The French bank said it’ll propose to pay a dividend on its full-year results for the first time since 2010, having beaten its own solvency targets. The dividend will be €0.35 per share.
Net income rose to €612m (£505m) in the last three months of 2013. A year earlier, it had made a loss of almost €4bn - hit by a series of writedowns. Net income for the year stood at €2.5bn.
The bank had posted two years of losses, hit by pulling out of Greece and Italian-related provisions.
Business line revenues (taking into account one-off costs and exceptional items) grew 4.3 per cent in the fourth quarter year-on-year, to €3.2bn. This reflects, said CreditAg, “healthy business momentum”.

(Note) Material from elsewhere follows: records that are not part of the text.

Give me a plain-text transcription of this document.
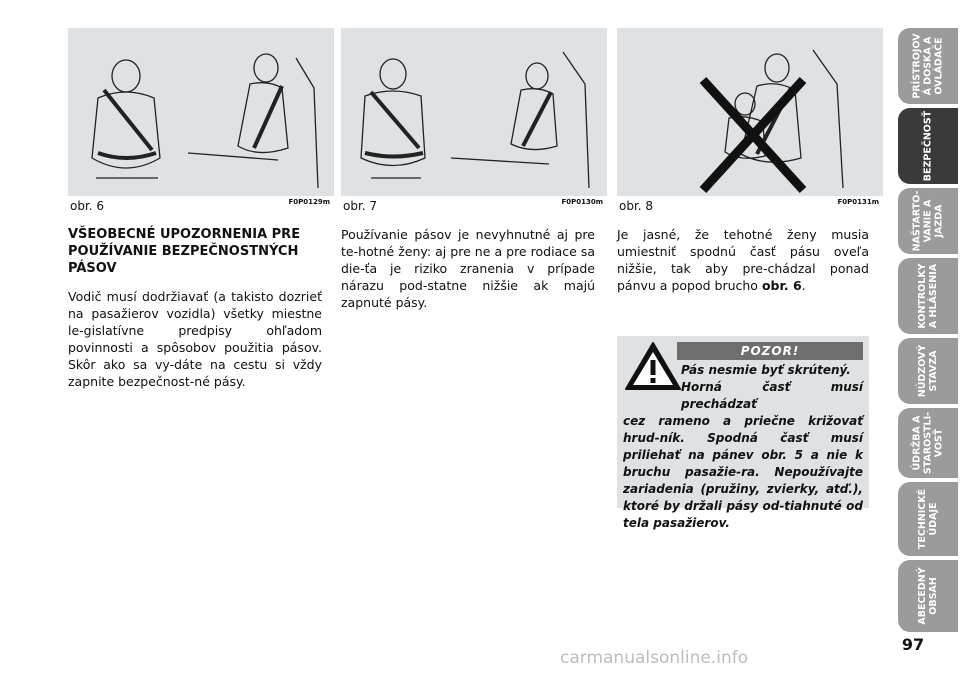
obr. 6	F0P0129m obr. 7	F0P0130m obr. 8	F0P0131m
VŠEOBECNÉ UPOZORNENIA PRE POUŽÍVANIE BEZPEČNOSTNÝCH PÁSOV
Vodič musí dodržiavať (a takisto dozrieť na pasažierov vozidla) všetky miestne le-gislatívne predpisy ohľadom povinnosti a spôsobov použitia pásov. Skôr ako sa vy-dáte na cestu si vždy zapnite bezpečnost-né pásy.
Používanie pásov je nevyhnutné aj pre te-hotné ženy: aj pre ne a pre rodiace sa die-ťa je riziko zranenia v prípade nárazu pod-statne nižšie ak majú zapnuté pásy.
Je jasné, že tehotné ženy musia umiestniť spodnú časť pásu oveľa nižšie, tak aby pre-chádzal ponad pánvu a popod brucho obr. 6.
POZOR!
Pás nesmie byť skrútený.
Horná časť musí prechádzať
cez rameno a priečne križovať hrud-ník. Spodná časť musí priliehať na pánev obr. 5 a nie k bruchu pasažie-ra. Nepoužívajte zariadenia (pružiny, zvierky, atď.), ktoré by držali pásy od-tiahnuté od tela pasažierov.
PRÍSTROJOV
Á DOSKA A
OVLÁDAČE
BEZPEČNOSŤ
NAŠTARTO-
VANIE A
JAZDA
KONTROLKY
A HLÁSENIA
NÚDZOVÝ
STAVZA
ÚDRŽBA A
STAROSTLI-
VOSŤ
TECHNICKÉ
ÚDAJE
ABECEDNÝ
OBSAH
97
carmanualsonline.info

Chief executive Jean-Paul Chifflet commented:
Our results first and foremost reflect the robustness of our economic model. Prior to unveiling our medium-term plan on 20 March next, Crédit Agricole has shown that it is ready to move forward with confidence. It has reduced its risk profile and refocused on the businesses where it excels.
CreditAg has also improved its capital generation. Un January 2014, it has a fully loaded Basel 3 CET1 ratio of 8.3 per cent - up from 6.9 per cent seen at the end of the third quarter.
Chifflet told journalists that the lender thinks the French economic situation will get better over this year.
He also said revenue’s set to improve in the bank’s Italian subsidiary this year. In the final quarter, Cariparma reported a €20m net profit, compared to a loss of €10m a year earlier.
He added that the asset quality review by the European Central Bank - which’ll assess the bank’s balance sheet - isn’t a concern for the group, though it is, of course, “vigilant”.